UFC’s Superfight Craze Doesn’t Stay ‘Dead’ for Long

To understand the depth of MMA’s current obsession with interdivisional superfights, it’s important to remember that Johny Hendricks isn’t even UFC welterweight champion yet.
Hendricks still has to fight Robbie Lawler at UFC 171 in mi…

To understand the depth of MMA’s current obsession with interdivisional superfights, it’s important to remember that Johny Hendricks isn’t even UFC welterweight champion yet.

Hendricks still has to fight Robbie Lawler at UFC 171 in mid-March before we find out who will fill Georges St-Pierre’s shoes as the company’s 170-pound champion.

Yet, a Google search for Hendricks’ name late last week—nearly 40 days before that bout is scheduled to happen—elicited as its top news story a headline from Yahoo Sports asking: (Is) UFC’s Johny Hendricks Targeting Chris Weidman?

Answer: Yes…sort of.

Hendricks is targeting Weidman in the same way many of us “target” going back to school to finish up that degree, quitting smoking or dropping those pesky 20 extra pounds.

“That would be great, wouldn’t it?” says Hendricks, once you follow the daisy chain back to his original comments on Ariel Helwani’s The MMA Hour (h/t MMA Fighting). “I want to win (the title), defend it, do whatever the UFC wants me to do…and say, hey, can I move up to 185?”

So it has come to this: A guy who is not yet the champion of his own weight class is daydreaming about a future superfight against a man who last week celebrated his own seven-month anniversary as UFC middleweight titlist.

How did we ever get here?

Bit by bit, it seems.

You’ll recall that 2013 was supposed to be the year of the superfight in the UFC. It fizzled in large part due to the handiwork of Hendricks and Weidman, as well as a rash of injuries among the company’s reigning champions.

It might have been tempting to think all this pie-in-the-sky talk of weight-mixing megafights was over and done last November, when UFC president Dana White officially declared longstanding rumors of a meeting between St-Pierre and Anderson Silva “dead,” via MMA Fighting.

Alas, just three months later, superfights are back in vogue.

Or maybe they never really went out of fashion.

Our dreams of St-Pierre vs. Silva begot dreams of Silva vs. Jon Jones and, eventually, the idea of Jones at heavyweight. Plans to have Anthony Pettis drop to featherweight last December were scrapped and replaced by more recent notions of Jose Aldo moving up to lightweight.

It’s been a whirlwind, one that even swept level-headed guys like Hendricks and Weidman into answering questions about their long-term futures before they’ve even locked down the here and now.

For his part, Weidman has said he wouldn’t mind moving up to fight Jones at 205 pounds, per Steph Daniels of Bloody Elbow. Over the weekend, Jones responded on AXS TV’s Inside MMA (h/t MMA Fighting), saying the new middleweight champ should slow his roll and concentrate on beating the top competition in his own division first.

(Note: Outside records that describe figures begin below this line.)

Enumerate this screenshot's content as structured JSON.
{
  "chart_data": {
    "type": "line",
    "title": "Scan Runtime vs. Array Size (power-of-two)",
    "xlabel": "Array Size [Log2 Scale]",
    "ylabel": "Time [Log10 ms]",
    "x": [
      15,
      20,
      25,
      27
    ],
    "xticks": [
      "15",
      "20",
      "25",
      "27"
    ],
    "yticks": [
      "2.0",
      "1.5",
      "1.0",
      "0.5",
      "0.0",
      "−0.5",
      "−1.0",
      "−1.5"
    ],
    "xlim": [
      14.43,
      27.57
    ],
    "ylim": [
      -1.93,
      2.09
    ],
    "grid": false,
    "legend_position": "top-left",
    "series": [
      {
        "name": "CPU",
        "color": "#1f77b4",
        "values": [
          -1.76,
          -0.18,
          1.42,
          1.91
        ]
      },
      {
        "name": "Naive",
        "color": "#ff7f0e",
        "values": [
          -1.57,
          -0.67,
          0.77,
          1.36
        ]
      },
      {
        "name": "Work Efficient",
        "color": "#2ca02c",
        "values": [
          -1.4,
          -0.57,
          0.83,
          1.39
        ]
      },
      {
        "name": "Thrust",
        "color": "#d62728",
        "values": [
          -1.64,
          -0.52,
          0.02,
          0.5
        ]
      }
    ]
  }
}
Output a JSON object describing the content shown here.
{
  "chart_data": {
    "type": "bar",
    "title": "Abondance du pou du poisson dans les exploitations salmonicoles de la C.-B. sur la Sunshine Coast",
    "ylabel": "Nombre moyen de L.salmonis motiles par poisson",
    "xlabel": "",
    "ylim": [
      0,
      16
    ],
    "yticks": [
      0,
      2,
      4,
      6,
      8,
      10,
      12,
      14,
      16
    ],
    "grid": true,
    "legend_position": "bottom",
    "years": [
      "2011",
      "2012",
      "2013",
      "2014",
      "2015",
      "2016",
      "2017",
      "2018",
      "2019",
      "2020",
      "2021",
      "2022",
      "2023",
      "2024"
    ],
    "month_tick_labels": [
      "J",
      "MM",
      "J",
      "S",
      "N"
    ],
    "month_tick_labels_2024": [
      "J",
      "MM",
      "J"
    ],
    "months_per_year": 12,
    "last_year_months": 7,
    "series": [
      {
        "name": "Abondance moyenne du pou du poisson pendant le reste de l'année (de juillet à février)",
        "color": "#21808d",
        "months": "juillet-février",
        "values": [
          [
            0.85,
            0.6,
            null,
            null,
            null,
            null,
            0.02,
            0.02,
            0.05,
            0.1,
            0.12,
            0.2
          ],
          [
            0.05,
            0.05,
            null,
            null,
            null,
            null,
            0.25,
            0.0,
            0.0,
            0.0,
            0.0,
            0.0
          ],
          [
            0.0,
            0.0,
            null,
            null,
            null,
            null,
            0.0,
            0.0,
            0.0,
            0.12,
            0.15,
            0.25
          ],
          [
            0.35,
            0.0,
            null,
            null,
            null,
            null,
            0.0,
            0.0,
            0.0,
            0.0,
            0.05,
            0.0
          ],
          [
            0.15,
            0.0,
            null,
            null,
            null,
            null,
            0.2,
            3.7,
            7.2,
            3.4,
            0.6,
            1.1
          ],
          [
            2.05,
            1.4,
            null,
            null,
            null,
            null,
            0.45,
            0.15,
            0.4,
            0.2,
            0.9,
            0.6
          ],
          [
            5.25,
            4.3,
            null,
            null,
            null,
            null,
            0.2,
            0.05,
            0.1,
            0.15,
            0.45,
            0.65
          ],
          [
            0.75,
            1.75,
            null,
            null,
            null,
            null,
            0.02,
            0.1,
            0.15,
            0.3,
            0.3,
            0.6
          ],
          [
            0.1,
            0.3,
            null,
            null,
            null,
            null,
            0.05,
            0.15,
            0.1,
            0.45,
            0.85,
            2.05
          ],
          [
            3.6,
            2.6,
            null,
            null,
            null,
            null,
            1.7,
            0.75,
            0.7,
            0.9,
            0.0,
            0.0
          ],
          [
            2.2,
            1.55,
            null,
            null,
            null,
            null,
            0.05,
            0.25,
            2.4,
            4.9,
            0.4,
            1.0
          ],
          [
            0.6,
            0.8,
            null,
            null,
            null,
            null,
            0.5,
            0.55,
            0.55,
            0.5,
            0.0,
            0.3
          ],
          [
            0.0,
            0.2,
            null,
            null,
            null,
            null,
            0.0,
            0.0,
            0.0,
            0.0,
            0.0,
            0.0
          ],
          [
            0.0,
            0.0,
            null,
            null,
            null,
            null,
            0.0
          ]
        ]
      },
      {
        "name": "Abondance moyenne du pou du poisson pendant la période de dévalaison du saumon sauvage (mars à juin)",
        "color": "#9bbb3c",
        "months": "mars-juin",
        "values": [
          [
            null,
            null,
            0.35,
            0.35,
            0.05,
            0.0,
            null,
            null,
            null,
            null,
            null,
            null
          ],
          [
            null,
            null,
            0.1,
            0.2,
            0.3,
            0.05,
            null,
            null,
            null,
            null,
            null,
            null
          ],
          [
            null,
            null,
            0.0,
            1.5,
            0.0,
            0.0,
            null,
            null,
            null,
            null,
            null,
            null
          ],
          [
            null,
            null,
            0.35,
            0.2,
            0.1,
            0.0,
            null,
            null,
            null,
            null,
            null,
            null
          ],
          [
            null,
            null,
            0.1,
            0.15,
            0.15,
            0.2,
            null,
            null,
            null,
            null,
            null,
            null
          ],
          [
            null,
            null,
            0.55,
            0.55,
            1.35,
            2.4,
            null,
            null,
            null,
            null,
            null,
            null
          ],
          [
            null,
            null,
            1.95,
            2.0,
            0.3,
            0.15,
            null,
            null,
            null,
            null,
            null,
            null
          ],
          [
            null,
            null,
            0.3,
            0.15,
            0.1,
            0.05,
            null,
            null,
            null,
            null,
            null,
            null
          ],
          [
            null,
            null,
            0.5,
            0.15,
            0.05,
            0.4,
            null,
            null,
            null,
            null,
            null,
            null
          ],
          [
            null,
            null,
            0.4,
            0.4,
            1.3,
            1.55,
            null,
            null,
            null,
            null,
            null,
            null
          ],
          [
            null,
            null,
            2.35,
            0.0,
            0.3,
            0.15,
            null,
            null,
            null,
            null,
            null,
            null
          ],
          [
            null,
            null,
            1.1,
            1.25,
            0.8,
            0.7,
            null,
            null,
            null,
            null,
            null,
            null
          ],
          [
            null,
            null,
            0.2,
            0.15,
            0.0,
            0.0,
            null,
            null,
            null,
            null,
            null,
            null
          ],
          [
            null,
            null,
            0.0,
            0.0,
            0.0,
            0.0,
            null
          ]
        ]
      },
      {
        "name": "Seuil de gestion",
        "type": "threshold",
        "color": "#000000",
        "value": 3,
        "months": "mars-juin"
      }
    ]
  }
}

Besides, Jones says he’s eyeing a bout with heavyweight champ Cain Velasquez.

Starting to get the picture? These days it seems like everybody wants a superfight.

Or at least they want to talk about it.

I have to admit that all this clear-eyed, full-hearted dreaming feels pretty out of character for this sport.

Despite a generalized reputation for cynicism, MMA fans are apparently willing to indulge nearly endless superfight chatter. It’s a fun topic that is perfect for empty, consequence-free speculation. With nearly every MMA website meticulously curating its own pound-for-pound list—and UFC brass always up for adding their two cents—it’s natural to try to conjure some practical applications.

For journalists, it’s an easy question to have at the ready, and for fighters, it’s an even easier one to answer. Sure, why not say your goal is to be regarded as the best in the world? Why not say you’re out to build a resume so flawless that onlookers have no choice but to clamor for you to fight the rest of MMA’s pound-for-pound greats?

Why not imply that—cough, while you’re definitely not overlooking your next opponent, cough—in a year or three, you’d definitely be interested in fighting the champ from the next weight class up?

It’s not like anybody’s actually going to hold you to it.

Besides, if all that’s not part of the plan, you’re probably in the wrong line of work.

If the last year has taught us anything, however, it’s that superfights are a lot easier to plan than they are to finish. Despite the tireless talk and the best intentions of fantasy matchmakers everywhere, we still have yet to see an honest-to-goodness superfight come to fruition inside the Octagon.

The latest incarnation of Aldo vs. Pettis is the closest we’ve come, and even it remains fraught with uncertainty.

Assuming it happens, then perhaps 2014 will succeed where 2013 failed. Perhaps the UFC was merely off by a year with its marketing strategy.

Perhaps this year will serve up a little less talk about superfights and a few more actual superfights.

Who knowsmaybe Hendricks will even get his chance to move up to 185 pounds to fight Weidman.

That is, unless Weidman has already gone to light heavyweight.